ECE2014 Poster Presentations Pituitary Clinical (<emphasis role="italic">Generously supported by IPSEN</emphasis>) (108 abstracts)
1Department of Endocrinology, AHEPA University Hospital, Aristotle University, Thessaloniki, Greece; 2Department of Neurosurgery, AHEPA University Hospital, Aristotle University, Thessaloniki, Greece.
Objective: To report the unusual presentation of a thyrotropinoma in a patient with: i) accelerated bone turnover, evident as osteopenia and increased serum alkaline phosphatase level, and ii) a pericardial effusion, years before diagnosis, that resolved completely following surgery and somatostatin analogue treatment.

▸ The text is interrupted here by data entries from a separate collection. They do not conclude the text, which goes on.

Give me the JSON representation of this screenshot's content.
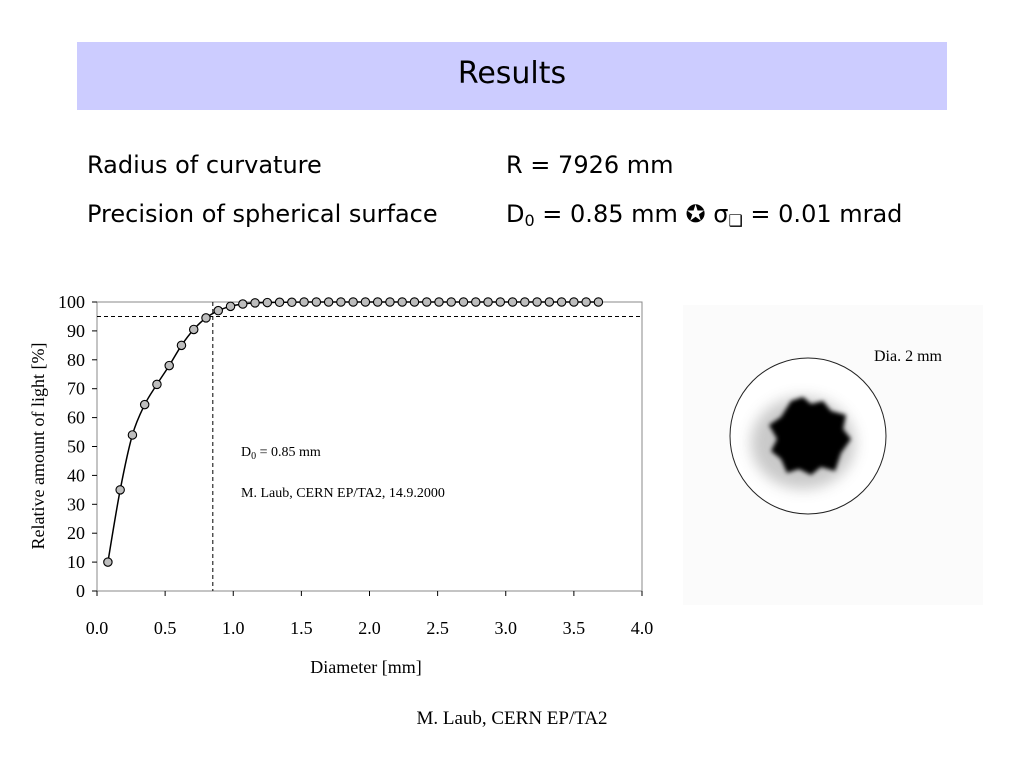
{
  "slide": {
    "title": "Results",
    "specs": [
      {
        "label": "Radius of curvature",
        "value": "R = 7926 mm"
      },
      {
        "label": "Precision of spherical surface",
        "value_prefix": "D",
        "value_sub": "0",
        "value_mid": " = 0.85 mm ",
        "value_symbol": "✪",
        "value_sigma": " σ",
        "value_sigma_sub": "❑",
        "value_tail": " = 0.01 mrad"
      }
    ],
    "footer": "M. Laub, CERN EP/TA2"
  },
  "image": {
    "label": "Dia. 2 mm"
  },
  "chart_data": {
    "type": "scatter",
    "xlabel": "Diameter [mm]",
    "ylabel": "Relative amount of light [%]",
    "xlim": [
      0.0,
      4.0
    ],
    "ylim": [
      0,
      100
    ],
    "x_ticks": [
      "0.0",
      "0.5",
      "1.0",
      "1.5",
      "2.0",
      "2.5",
      "3.0",
      "3.5",
      "4.0"
    ],
    "y_ticks": [
      "0",
      "10",
      "20",
      "30",
      "40",
      "50",
      "60",
      "70",
      "80",
      "90",
      "100"
    ],
    "annotation_d0_prefix": "D",
    "annotation_d0_sub": "0",
    "annotation_d0_value": " =  0.85 mm",
    "annotation_credit": "M. Laub, CERN EP/TA2, 14.9.2000",
    "reference_x": 0.85,
    "reference_y": 95,
    "series": [
      {
        "x": [
          0.08,
          0.17,
          0.26,
          0.35,
          0.44,
          0.53,
          0.62,
          0.71,
          0.8,
          0.89,
          0.98,
          1.07,
          1.16,
          1.25,
          1.34,
          1.43,
          1.52,
          1.61,
          1.7,
          1.79,
          1.88,
          1.97,
          2.06,
          2.15,
          2.24,
          2.33,
          2.42,
          2.51,
          2.6,
          2.69,
          2.78,
          2.87,
          2.96,
          3.05,
          3.14,
          3.23,
          3.32,
          3.41,
          3.5,
          3.59,
          3.68
        ],
        "y": [
          10,
          35,
          54,
          64.5,
          71.5,
          78,
          85,
          90.5,
          94.5,
          97,
          98.5,
          99.3,
          99.7,
          99.8,
          99.9,
          99.9,
          100,
          100,
          100,
          100,
          100,
          100,
          100,
          100,
          100,
          100,
          100,
          100,
          100,
          100,
          100,
          100,
          100,
          100,
          100,
          100,
          100,
          100,
          100,
          100,
          100
        ]
      }
    ]
  }
}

Case report: A 38-year-old man had been treated for years for presumed hypothyroidism with thyroxine supplementation based on elevated TSH levels before the clinical suspicion of a TSH secreting pituitary adenoma (TSHoma) was raised. During that time period there was a persistent elevation of alkaline phosphatase and associated osteopenia that had been attributed to vitamin D deficiency, although vitamin D supplementation was of no benefit. He concurrently developed a pericardial effusion of no apparent cause despite a comprehensive diagnostic work up and was treated surgically. Recurrence of a pericardial effusion and a pleural effusion developed a few months after initial treatment. At that time thyroxine was discontinued, a pituitary macroadenoma was diagnosed and TSHoma was confirmed by classical biochemical features and an elevated a-glycoprotein subunit. After surgery, due to incomplete resection and persistent although mild elevation of a-glycoprotein subunit, an octreoscan was performed and, based on a positive scan, treatment with octreotide long acting repeatable (LAR) was initiated, to which he had an antitumor and antisecretory response. Shortly after initiation of medical treatment a recession of the pericardial effusion was noted and alkaline phosphatase levels were normalized.
Conclusion: Increased bone metabolism due to a hyperthyroid state induced by a TSHoma may be anticipated. However, effusions (pericardial, pleural) have only rarely been reported in combination with hyperthyroidism. To our knowledge this is the first case of a TSHoma accompanied by pericardial and pleural effusions that both dissolved after treatment of the adenoma.